Dr Samantha Fox, Save the Tasmania Devil Program, Tasmania
Dr Samantha Fox is a Wildlife Biologist with the Save the Tasmanian Devil Program in Tasmania. In her 15 years working with wild devil populations’, she has led a trial program looking at the most effective way of translocating healthy devils into wild populations heavily impacted by the contagious cancer, devil facial tumour disease (DFTD). This has focused on ensuring success for the released animals but also attempted to understand the impacts of the release on the incumbent wild population. Sam’s plenary will focus on the introduction of Tasmanian devils onto Maria island off the east coast of Tasmania, in response to the threat of extinction of the species.
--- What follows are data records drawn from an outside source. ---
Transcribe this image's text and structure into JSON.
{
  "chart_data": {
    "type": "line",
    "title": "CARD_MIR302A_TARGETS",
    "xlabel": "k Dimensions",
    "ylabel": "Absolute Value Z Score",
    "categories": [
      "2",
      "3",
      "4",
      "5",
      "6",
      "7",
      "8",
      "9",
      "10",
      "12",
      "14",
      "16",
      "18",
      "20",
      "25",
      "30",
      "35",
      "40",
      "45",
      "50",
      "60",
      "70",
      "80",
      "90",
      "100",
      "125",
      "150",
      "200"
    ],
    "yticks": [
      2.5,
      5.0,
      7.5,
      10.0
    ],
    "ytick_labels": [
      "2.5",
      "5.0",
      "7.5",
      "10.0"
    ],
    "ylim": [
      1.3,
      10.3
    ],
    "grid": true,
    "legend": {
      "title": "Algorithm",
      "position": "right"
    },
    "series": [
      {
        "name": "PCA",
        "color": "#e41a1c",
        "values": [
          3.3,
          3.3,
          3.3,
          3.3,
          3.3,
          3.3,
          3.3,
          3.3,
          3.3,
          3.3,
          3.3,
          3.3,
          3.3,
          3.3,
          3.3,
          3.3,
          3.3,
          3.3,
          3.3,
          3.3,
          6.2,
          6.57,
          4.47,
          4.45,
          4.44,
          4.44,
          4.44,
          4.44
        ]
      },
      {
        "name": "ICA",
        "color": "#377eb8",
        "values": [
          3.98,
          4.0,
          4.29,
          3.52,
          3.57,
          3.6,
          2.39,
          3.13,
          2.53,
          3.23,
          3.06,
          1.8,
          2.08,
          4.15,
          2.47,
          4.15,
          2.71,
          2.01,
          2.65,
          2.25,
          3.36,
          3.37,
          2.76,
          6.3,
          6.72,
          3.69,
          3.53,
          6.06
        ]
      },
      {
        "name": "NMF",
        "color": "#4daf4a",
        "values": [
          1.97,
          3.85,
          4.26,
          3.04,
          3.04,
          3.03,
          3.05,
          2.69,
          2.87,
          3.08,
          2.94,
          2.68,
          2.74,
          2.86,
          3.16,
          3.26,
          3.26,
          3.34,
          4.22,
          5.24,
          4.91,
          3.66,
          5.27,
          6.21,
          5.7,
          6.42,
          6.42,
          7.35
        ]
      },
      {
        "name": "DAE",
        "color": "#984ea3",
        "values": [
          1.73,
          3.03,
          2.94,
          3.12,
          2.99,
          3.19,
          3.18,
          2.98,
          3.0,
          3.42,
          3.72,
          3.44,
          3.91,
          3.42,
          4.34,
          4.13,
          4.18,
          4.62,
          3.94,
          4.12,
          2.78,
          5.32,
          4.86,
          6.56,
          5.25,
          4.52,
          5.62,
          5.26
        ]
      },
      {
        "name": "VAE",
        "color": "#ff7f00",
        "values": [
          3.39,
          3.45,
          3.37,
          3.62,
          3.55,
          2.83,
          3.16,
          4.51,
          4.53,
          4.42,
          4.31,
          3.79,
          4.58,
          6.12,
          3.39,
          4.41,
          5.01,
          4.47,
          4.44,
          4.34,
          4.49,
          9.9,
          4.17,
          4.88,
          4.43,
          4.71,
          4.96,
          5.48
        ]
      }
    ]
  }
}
She will discuss lessons learnt over the past 10 years of managing the devil population on Maria island, including managing public expectations
An assisted colonisation of an endangered carnivore – 10+ years of lessons from the Tasmanian devil on Maria Island
The Tasmanian devil (Sarcophilus harrisii) is listed as endangered due to an 80% reduction in abundance following the arrival of the contagious cancer Devil Facial Tumour Disease (DFTD) in the late 1990s. A PVA model conducted in 2008 recommended that devils be introduced to an offshore island to break the cycle of disease transmission and to insure against species extinction. In 2012 and 2013, we introduced 28 devils to Maria Island, a 115km2 island off the east coast of Tasmania, in an assisted colonisation event. Eleven years on, many lessons have been learnt about devil life history, foraging patterns, survival and breeding after translocation, and the ecosystem impacts of releasing a carnivore into a naïve system. In this presentation, I will discuss our extensive pre-release planning and approval processes, how we undertook the release, our ongoing monitoring strategy, and the many lessons learnt along the way. I will also touch on some of the initial concerns raised by scientists and the community, and discuss some of the trade-offs made when it was decided to release devils onto Maria Island.